In this time when there is great concern about global warming and our overall energy policy, I think it is downright irresponsible to propose trolleys over buses. The process of distributing electricity is HIGHLY inefficient. Only about one-third of the power that is generated in the central plant is used by the end-applicance, be it a trolley or a washing machine. The rest is lost to heat generated by the resistance of the power-transmission cable.

By contrast, an internal combustion engine is highly efficient. To those who complain about the emissions on the street, I would recommend that they go to a city that has modern buses. I recently travelled to Hamburg, Germany, where most of the trolleys have been replaced by gas-fired buses. They are quiet, and clean.

I agree that the hankering for trolleys is driven mostly by nostalgia, not by rational principles of transportation, engineering or economics.

So what do you think?  Trolleys in Red Hook (or downtown BK or DUMBO or…)- Yay or nay?

DJs at the Park Tonight

Got the headsup from the “Digital Soul Experience” blog.

Just three hours from now (it’s about 4pm now- show starts at 7) you can head over to Red Hook Park (that’s the one on Bay, b/w Clinton & Henry- think ballfields) to catch a DJ battle under the not-too-bad sun, lasting till about 8:30.

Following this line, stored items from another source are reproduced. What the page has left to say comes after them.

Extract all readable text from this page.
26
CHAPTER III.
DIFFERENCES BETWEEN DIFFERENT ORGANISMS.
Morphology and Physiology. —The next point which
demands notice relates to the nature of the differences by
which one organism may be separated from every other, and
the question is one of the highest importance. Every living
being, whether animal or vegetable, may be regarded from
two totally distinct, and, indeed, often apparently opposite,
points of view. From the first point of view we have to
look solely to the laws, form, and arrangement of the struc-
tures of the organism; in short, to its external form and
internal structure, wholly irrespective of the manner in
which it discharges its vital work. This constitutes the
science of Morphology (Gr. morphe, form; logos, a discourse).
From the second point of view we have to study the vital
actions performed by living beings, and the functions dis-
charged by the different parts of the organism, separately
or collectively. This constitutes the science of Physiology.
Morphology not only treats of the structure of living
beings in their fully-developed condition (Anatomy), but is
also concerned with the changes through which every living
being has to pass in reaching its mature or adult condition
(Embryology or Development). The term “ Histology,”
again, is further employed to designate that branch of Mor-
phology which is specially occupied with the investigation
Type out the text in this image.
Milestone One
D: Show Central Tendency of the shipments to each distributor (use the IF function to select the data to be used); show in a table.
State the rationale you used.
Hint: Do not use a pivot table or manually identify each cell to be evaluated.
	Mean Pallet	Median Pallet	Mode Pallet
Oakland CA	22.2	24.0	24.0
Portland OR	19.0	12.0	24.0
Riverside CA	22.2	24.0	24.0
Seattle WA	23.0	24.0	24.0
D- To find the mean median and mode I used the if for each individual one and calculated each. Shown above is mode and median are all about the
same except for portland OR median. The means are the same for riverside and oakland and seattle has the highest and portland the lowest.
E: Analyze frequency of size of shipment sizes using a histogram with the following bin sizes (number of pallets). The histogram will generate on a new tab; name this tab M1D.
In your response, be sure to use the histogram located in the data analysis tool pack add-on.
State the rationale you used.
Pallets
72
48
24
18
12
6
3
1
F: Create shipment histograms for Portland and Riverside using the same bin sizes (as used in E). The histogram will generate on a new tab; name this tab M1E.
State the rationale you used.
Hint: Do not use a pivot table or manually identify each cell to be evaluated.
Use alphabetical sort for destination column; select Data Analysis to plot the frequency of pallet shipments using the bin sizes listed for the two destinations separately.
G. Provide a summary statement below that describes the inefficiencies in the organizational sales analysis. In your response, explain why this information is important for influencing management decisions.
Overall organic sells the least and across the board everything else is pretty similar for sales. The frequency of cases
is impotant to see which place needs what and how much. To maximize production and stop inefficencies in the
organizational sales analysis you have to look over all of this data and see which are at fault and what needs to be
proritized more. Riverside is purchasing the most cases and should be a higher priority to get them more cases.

It’s DJ Premier vs. DJ Scratch…or Pete Rock.  There appears to be some disagreement on the park website, so if nothing else  just show up to see who’s performing.  In either case it’s sure to be good- these DJs have some serious experience under their belts/turntables, having performed with some of the biggest names in hip hop over the last couple of decades.  Come out and enjoy- EAST COAST.

Flea Tacos?

Not nearly as off-putting as they sound- in fact, no actual fleas are harmed in the making of what the New York Times unfortunately labels “Flea Tacos”– because they’re available at the Brooklyn Flea flea market.
People from Red Hook, though, will recognize Fernando and Jolanda Martinez’s wares as ball-field vendor tacos (and huaraches, and…).  And though they’ll be happy to see the Vendy Awards showing Red Hook some love, any true devotee of the ballfields will probably wonder if the entire award show couldn’t be populated from the a 500 yard stretch by the soccer fields any given Saturday in Red Hook.

DTE on the Red Hook “Green Map”

Super-cool “green map” of Red Hook popped up on our Google Alerts today, with hot spots like DTE, the Greenway Initiative, and even construction sites.  The only thing that’s not clear is who made it!